166 times the Bible calls us to Remember. A number that tells a story about forgetfulness, mine and yours. Remembrance is central to why we gather as believers, read and hear the Bible, baptize and participate in the Lord’s Supper.

Our memories need to be jogged, our hearts riveted again and again and our faith fed and strengthened—this happens as we preach the gospel to ourselves and one another and we recall the things of first importance.

The summons to remember is always connected to the memory of the saving work of God. The Israelites were to never forget the Exodus. We are never to forget the true Passover Lamb.
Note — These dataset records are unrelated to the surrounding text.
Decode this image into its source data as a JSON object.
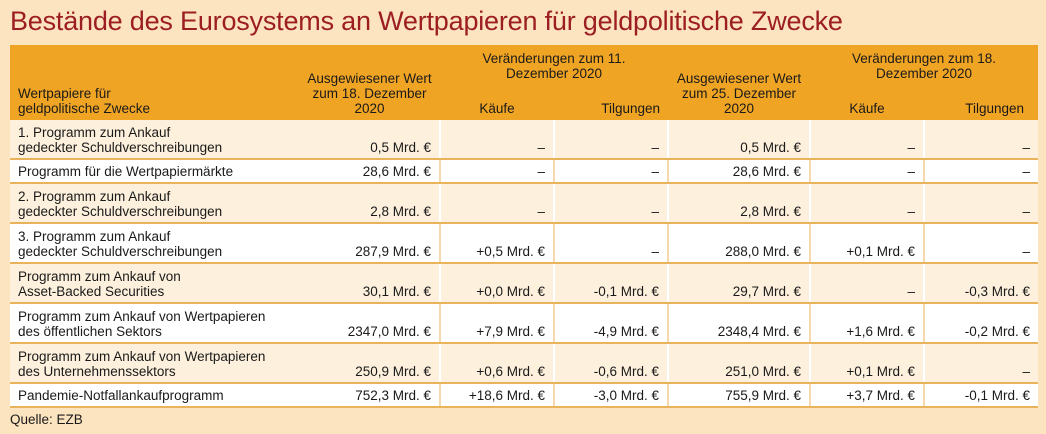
{
  "title": "Bestände des Eurosystems an Wertpapieren für geldpolitische Zwecke",
  "header": {
    "col0": "Wertpapiere für geldpolitische Zwecke",
    "col1": "Ausgewiesener Wert zum 18. Dezember 2020",
    "group1": "Veränderungen zum 11. Dezember 2020",
    "col2": "Käufe",
    "col3": "Tilgungen",
    "col4": "Ausgewiesener Wert zum 25. Dezember 2020",
    "group2": "Veränderungen zum 18. Dezember 2020",
    "col5": "Käufe",
    "col6": "Tilgungen"
  },
  "rows": [
    [
      "1. Programm zum Ankauf gedeckter Schuldverschreibungen",
      "0,5 Mrd. €",
      "–",
      "–",
      "0,5 Mrd. €",
      "–",
      "–"
    ],
    [
      "Programm für die Wertpapiermärkte",
      "28,6 Mrd. €",
      "–",
      "–",
      "28,6 Mrd. €",
      "–",
      "–"
    ],
    [
      "2. Programm zum Ankauf gedeckter Schuldverschreibungen",
      "2,8 Mrd. €",
      "–",
      "–",
      "2,8 Mrd. €",
      "–",
      "–"
    ],
    [
      "3. Programm zum Ankauf gedeckter Schuldverschreibungen",
      "287,9 Mrd. €",
      "+0,5 Mrd. €",
      "–",
      "288,0 Mrd. €",
      "+0,1 Mrd. €",
      "–"
    ],
    [
      "Programm zum Ankauf von Asset-Backed Securities",
      "30,1 Mrd. €",
      "+0,0 Mrd. €",
      "-0,1 Mrd. €",
      "29,7 Mrd. €",
      "–",
      "-0,3 Mrd. €"
    ],
    [
      "Programm zum Ankauf von Wertpapieren des öffentlichen Sektors",
      "2347,0 Mrd. €",
      "+7,9 Mrd. €",
      "-4,9 Mrd. €",
      "2348,4 Mrd. €",
      "+1,6 Mrd. €",
      "-0,2 Mrd. €"
    ],
    [
      "Programm zum Ankauf von Wertpapieren des Unternehmenssektors",
      "250,9 Mrd. €",
      "+0,6 Mrd. €",
      "-0,6 Mrd. €",
      "251,0 Mrd. €",
      "+0,1 Mrd. €",
      "–"
    ],
    [
      "Pandemie-Notfallankaufprogramm",
      "752,3 Mrd. €",
      "+18,6 Mrd. €",
      "-3,0 Mrd. €",
      "755,9 Mrd. €",
      "+3,7 Mrd. €",
      "-0,1 Mrd. €"
    ]
  ],
  "source": "Quelle: EZB"
}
The fight of faith is the battle to remember.

“Remember Jesus Christ, risen from the dead, descendant of David” (2 Tim 2:8).

Freedom for Slavery

Paradox lies at the heart Christian faith. Strength is found in weakness, the first will be last and losing life is how we find it. Most striking, we find the mighty God in a crib and on a cross. The majesty of the Creator is his humility.

Peter touches another paradox in his first letter. He states, “Live as people who are free, not using your freedom as a cover-up for what is evil, but living as servants of God” (1 Pet 2:16). You are free, the gospel has done that for you. But people freed by the gospel are strange. They use their freedom to ensure their slavery.

The word servants (δοῦλοι) literally means “slaves.” The gospel liberates us for joyful service to others. Martin Luther’s book, The Freedom of the Christian builds on this paradox. His preface says it well.

A Christian is a perfectly free lord of all, subject to none.

A Christian is a perfectly dutiful servant of all, subject to all.

These two theses seem to contradict each other. If, however, they should be found to fit together they would serve our purpose beautifully. Both are Paul’s own statements, who says in I Cor. 9:19, “For though I am free item all men, I have made myself a slave to all,” and in Rom. 13:8, “Owe no one anything, except to love one another.” Love by its very nature is ready to serve and be subject to him who is loved. So Christ, although he was Lord of all, was “born of woman, born under the law” [Gal. 4:4], and therefore was at the same time a free man and a servant, “in the form of God” and “of a servant” [Phil. 2:6–7].

Another great treatment on this theme is a book by Murray J. Harris called Slave of Christ: A New Testament Metaphor for Total Devotion to Christ. We are freed for slavery.

Wisdom from Bonhoeffer

Dietrich Bonhoeffer shares a nugget of wisdom in his Papers and Letters from Prison. The proper way to view other human beings is through a particular lens colored by humility, self-awareness and compassion. See what he has to see about the matter.

The man who despises another will never be able to make anything of him. Nothing that we despise in the other man is entirely absent from ourselves. Why have we hitherto thought so intemperately about man and his frailty and temptability? We must learn to regard people less in the light of what they do or omit to do, and more in the light of what they suffer. The only profitable relationship to others — and especially to our weaker brethren — is one of love, and that means the will to hold fellowship with them. God himself did not despise humanity, but became man for men’s sake.